OBSERVATIONS, ANALYSE ET CONCLUSION

[7] Pour obtenir gain de cause, l'appelant doit, dans un premier temps, établir qu'il a résidé au Canada en 1994. Plus particulièrement, il doit satisfaire aux critères énoncés à l'article 64.1 de la Loi, dont la partie pertinente est libellée dans les termes suivants :

Pour l'application des articles 62, 63 et 64 au contribuable qui, tout au long de tout ou partie d'une année d'imposition, est absent du Canada mais y réside [...]

[8] S'il satisfait au critère énoncé ci-dessus, il doit, dans un deuxième temps, convaincre la Cour concernant l'interprétation du paragraphe 62(1), qui prévoit la déductibilité des frais de déménagement.

[9] J'ai conclu que l'appelant ne satisfait pas au critère énoncé ci-dessus.

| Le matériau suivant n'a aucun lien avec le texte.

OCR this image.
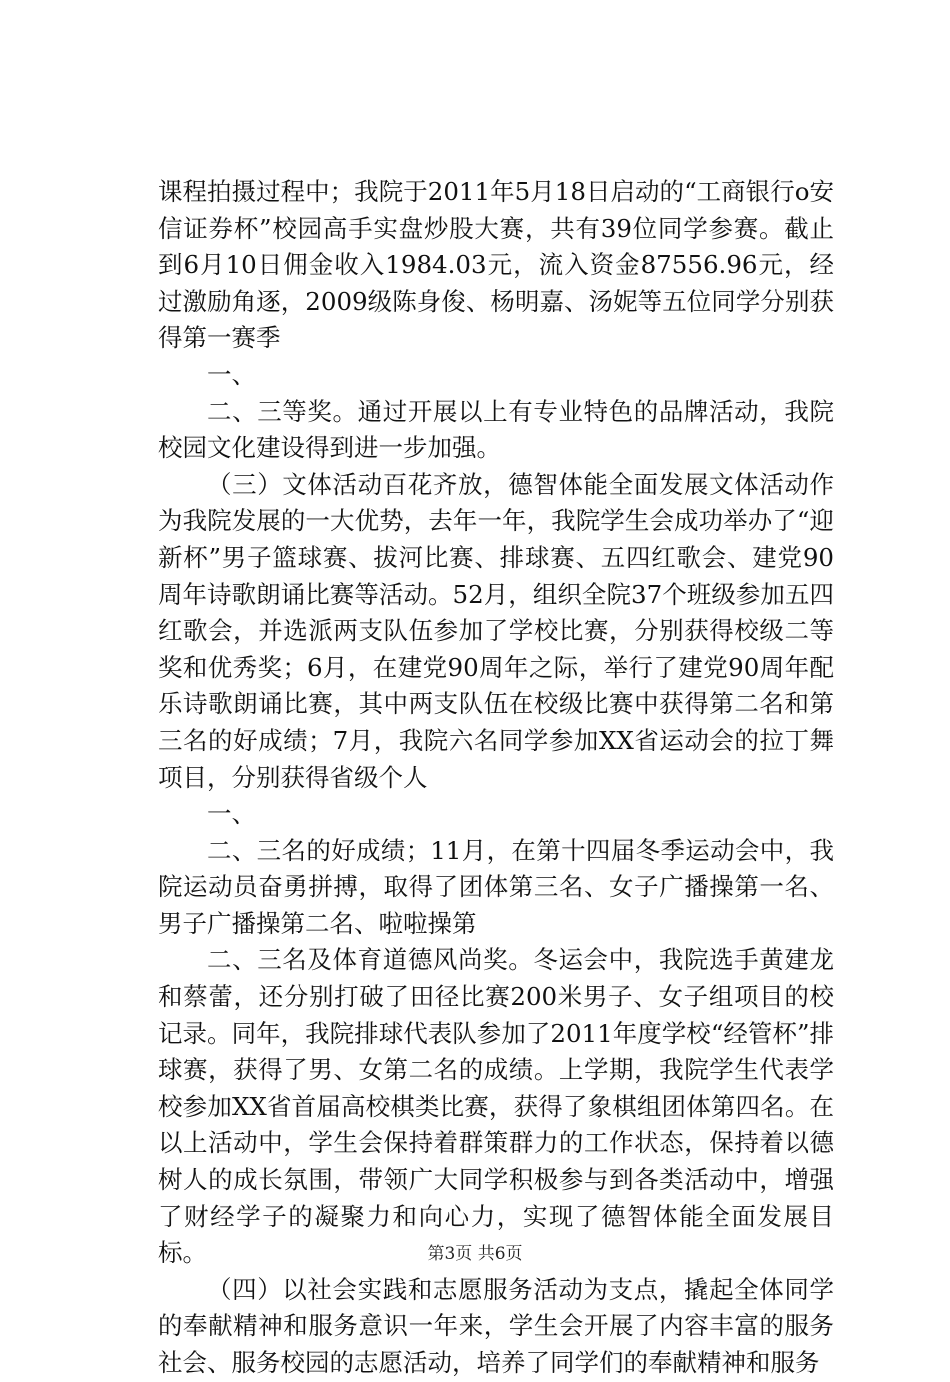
课程拍摄过程中；我院于2011年5月18日启动的“工商银行o安信证券杯”校园高手实盘炒股大赛，共有39位同学参赛。截止到6月10日佣金收入1984.03元，流入资金87556.96元，经过激励角逐，2009级陈身俊、杨明嘉、汤妮等五位同学分别获得第一赛季

一、

二、三等奖。通过开展以上有专业特色的品牌活动，我院校园文化建设得到进一步加强。

（三）文体活动百花齐放，德智体能全面发展文体活动作为我院发展的一大优势，去年一年，我院学生会成功举办了“迎新杯”男子篮球赛、拔河比赛、排球赛、五四红歌会、建党90周年诗歌朗诵比赛等活动。52月，组织全院37个班级参加五四红歌会，并选派两支队伍参加了学校比赛，分别获得校级二等奖和优秀奖；6月，在建党90周年之际，举行了建党90周年配乐诗歌朗诵比赛，其中两支队伍在校级比赛中获得第二名和第三名的好成绩；7月，我院六名同学参加XX省运动会的拉丁舞项目，分别获得省级个人

一、

二、三名的好成绩；11月，在第十四届冬季运动会中，我院运动员奋勇拼搏，取得了团体第三名、女子广播操第一名、男子广播操第二名、啦啦操第

二、三名及体育道德风尚奖。冬运会中，我院选手黄建龙和蔡蕾，还分别打破了田径比赛200米男子、女子组项目的校记录。同年，我院排球代表队参加了2011年度学校“经管杯”排球赛，获得了男、女第二名的成绩。上学期，我院学生代表学校参加XX省首届高校棋类比赛，获得了象棋组团体第四名。在以上活动中，学生会保持着群策群力的工作状态，保持着以德树人的成长氛围，带领广大同学积极参与到各类活动中，增强了财经学子的凝聚力和向心力，实现了德智体能全面发展目标。

（四）以社会实践和志愿服务活动为支点，撬起全体同学的奉献精神和服务意识一年来，学生会开展了内容丰富的服务社会、服务校园的志愿活动，培养了同学们的奉献精神和服务

第3页 共6页
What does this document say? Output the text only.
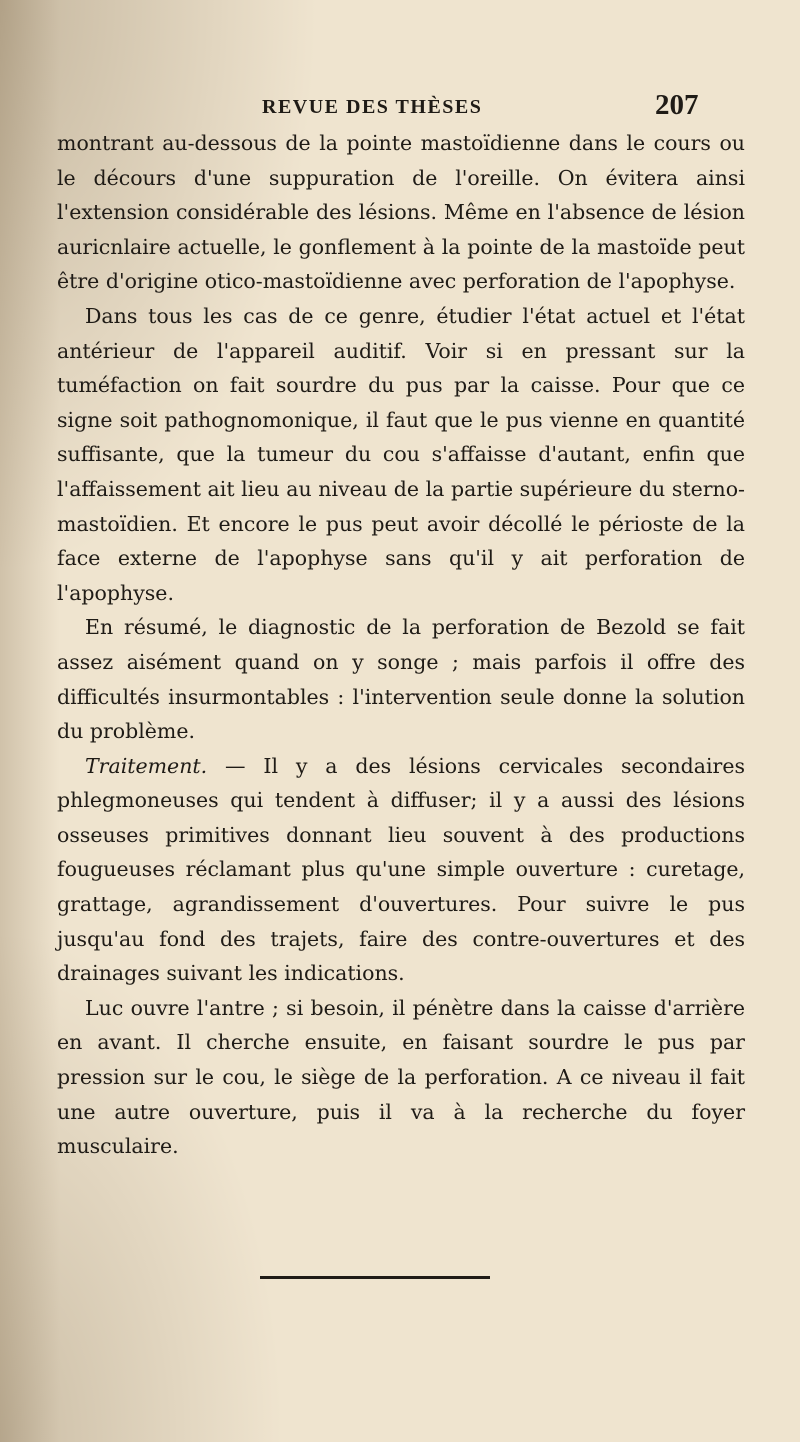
REVUE DES THÈSES	207

montrant au-dessous de la pointe mastoïdienne dans le cours ou le décours d'une suppuration de l'oreille. On évitera ainsi l'extension considérable des lésions. Même en l'absence de lésion auricnlaire actuelle, le gonflement à la pointe de la mastoïde peut être d'origine otico-mastoïdienne avec perforation de l'apophyse.

Dans tous les cas de ce genre, étudier l'état actuel et l'état antérieur de l'appareil auditif. Voir si en pressant sur la tuméfaction on fait sourdre du pus par la caisse. Pour que ce signe soit pathognomonique, il faut que le pus vienne en quantité suffisante, que la tumeur du cou s'affaisse d'autant, enfin que l'affaissement ait lieu au niveau de la partie supérieure du sterno-mastoïdien. Et encore le pus peut avoir décollé le périoste de la face externe de l'apophyse sans qu'il y ait perforation de l'apophyse.

En résumé, le diagnostic de la perforation de Bezold se fait assez aisément quand on y songe ; mais parfois il offre des difficultés insurmontables : l'intervention seule donne la solution du problème.

Traitement. — Il y a des lésions cervicales secondaires phlegmoneuses qui tendent à diffuser; il y a aussi des lésions osseuses primitives donnant lieu souvent à des productions fougueuses réclamant plus qu'une simple ouverture : curetage, grattage, agrandissement d'ouvertures. Pour suivre le pus jusqu'au fond des trajets, faire des contre-ouvertures et des drainages suivant les indications.

Luc ouvre l'antre ; si besoin, il pénètre dans la caisse d'arrière en avant. Il cherche ensuite, en faisant sourdre le pus par pression sur le cou, le siège de la perforation. A ce niveau il fait une autre ouverture, puis il va à la recherche du foyer musculaire.
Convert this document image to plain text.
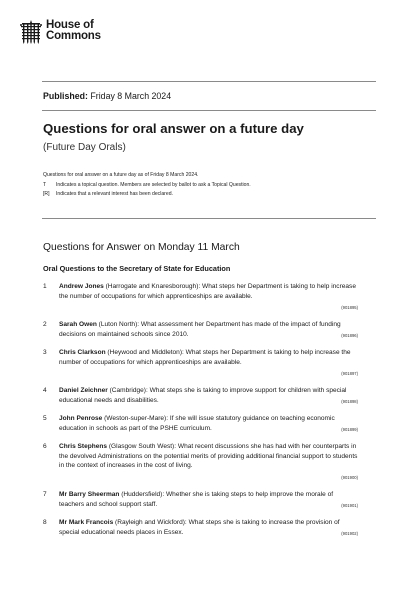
House of
Commons
Published: Friday 8 March 2024
Questions for oral answer on a future day
(Future Day Orals)
Questions for oral answer on a future day as of Friday 8 March 2024.
T	Indicates a topical question. Members are selected by ballot to ask a Topical Question.
[R]	Indicates that a relevant interest has been declared.
Questions for Answer on Monday 11 March
Oral Questions to the Secretary of State for Education
1	Andrew Jones (Harrogate and Knaresborough): What steps her Department is taking to help increase the number of occupations for which apprenticeships are available.
(901895)
2	Sarah Owen (Luton North): What assessment her Department has made of the impact of funding decisions on maintained schools since 2010.	(901896)
3	Chris Clarkson (Heywood and Middleton): What steps her Department is taking to help increase the number of occupations for which apprenticeships are available.
(901897)
4	Daniel Zeichner (Cambridge): What steps she is taking to improve support for children with special educational needs and disabilities.	(901898)
5	John Penrose (Weston-super-Mare): If she will issue statutory guidance on teaching economic education in schools as part of the PSHE curriculum.	(901899)
6	Chris Stephens (Glasgow South West): What recent discussions she has had with her counterparts in the devolved Administrations on the potential merits of providing additional financial support to students in the context of increases in the cost of living.
(901900)
7	Mr Barry Sheerman (Huddersfield): Whether she is taking steps to help improve the morale of teachers and school support staff.	(901901)
8	Mr Mark Francois (Rayleigh and Wickford): What steps she is taking to increase the provision of special educational needs places in Essex.	(901902)
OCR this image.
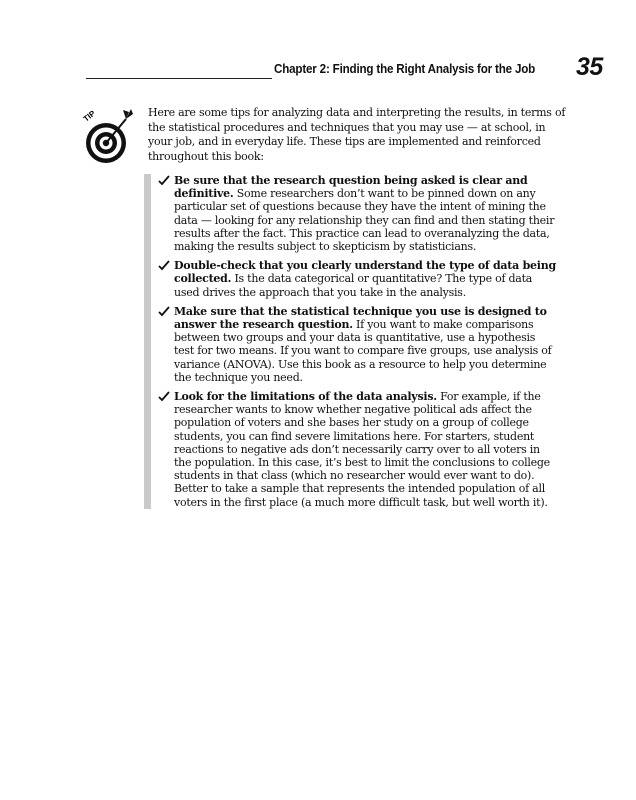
Chapter 2: Finding the Right Analysis for the Job	35
TIP	Here are some tips for analyzing data and interpreting the results, in terms of the statistical procedures and techniques that you may use — at school, in your job, and in everyday life. These tips are implemented and reinforced throughout this book:
Be sure that the research question being asked is clear and definitive. Some researchers don’t want to be pinned down on any particular set of questions because they have the intent of mining the data — looking for any relationship they can find and then stating their results after the fact. This practice can lead to overanalyzing the data, making the results subject to skepticism by statisticians.
Double-check that you clearly understand the type of data being collected. Is the data categorical or quantitative? The type of data used drives the approach that you take in the analysis.
Make sure that the statistical technique you use is designed to answer the research question. If you want to make comparisons between two groups and your data is quantitative, use a hypothesis test for two means. If you want to compare five groups, use analysis of variance (ANOVA). Use this book as a resource to help you determine the technique you need.
Look for the limitations of the data analysis. For example, if the researcher wants to know whether negative political ads affect the population of voters and she bases her study on a group of college students, you can find severe limitations here. For starters, student reactions to negative ads don’t necessarily carry over to all voters in the population. In this case, it’s best to limit the conclusions to college students in that class (which no researcher would ever want to do). Better to take a sample that represents the intended population of all voters in the first place (a much more difficult task, but well worth it).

[10] Il a fait valoir que, pour l'application de l'article 64.1, et en vertu du paragraphe 250(1) de la Loi, il était absent du Canada mais y résidait pendant une partie de l'année d'imposition 1994 et que, par conséquent, le paragraphe 62(1) devait être interprété d'une certaine façon. La partie pertinente de l'alinéa 250(1)a) est reproduite ci-dessous :

Pour l'application de la présente loi, une personne est réputée [...] avoir résidé au Canada tout au long d'une année d'imposition si :

a) elle a séjourné au Canada au cours de l'année pendant une période ou des périodes dont l'ensemble est de 183 jours ou plus;

[11] L'appelant a ensuite affirmé qu'il avait séjourné au Canada après le déménagement du mois de juin et que, de ce fait, il avait résidé au Canada, mais en avait été absent une partie de l'année, soit pendant la période antérieure au déménagement à Calgary. Il a mentionné la période qui a suivi le déménagement et a déclaré qu'il avait “ séjourné au Canada ” au cours de cette même période, ce qui représentait plus de 183 jours. Il a invoqué la version française de la Loi, dont les termes “ a séjourné ”, a-t-il dit, signifient, si on les traduit littéralement, “ to live for a time in a place ” (vivre pendant un moment à un endroit), ce qui est différent du sens du terme “ sojourned ” dans la version anglaise, qui a une connotation plus temporaire. Une telle interprétation du terme “ sojourned ” changerait le sens des termes “ reside ” (résider) et “ residence ” (résidence). Dans l'arrêt Thomson v. M.N.R., 2 DTC 812, le juge Estey a dit, à la page 813 :

Areference to the dictionary and judicial comments upon the meaning of these terms indicates that one is “ordinarily resident” in the place where in the settled routine of his life he regularly, normally or customarily lives. One “sojourns” at a place where he usually, casually, or intermittently visits or stays. In the former the element of permanence; in the latter that of the temporary predominates. The difference cannot be stated in precise and definite terms, but each case must be determined after all of the relevant factors are taken into consideration, but the foregoing indicates in a general way the essential difference. It is not the length of the visit or stay that determines the question.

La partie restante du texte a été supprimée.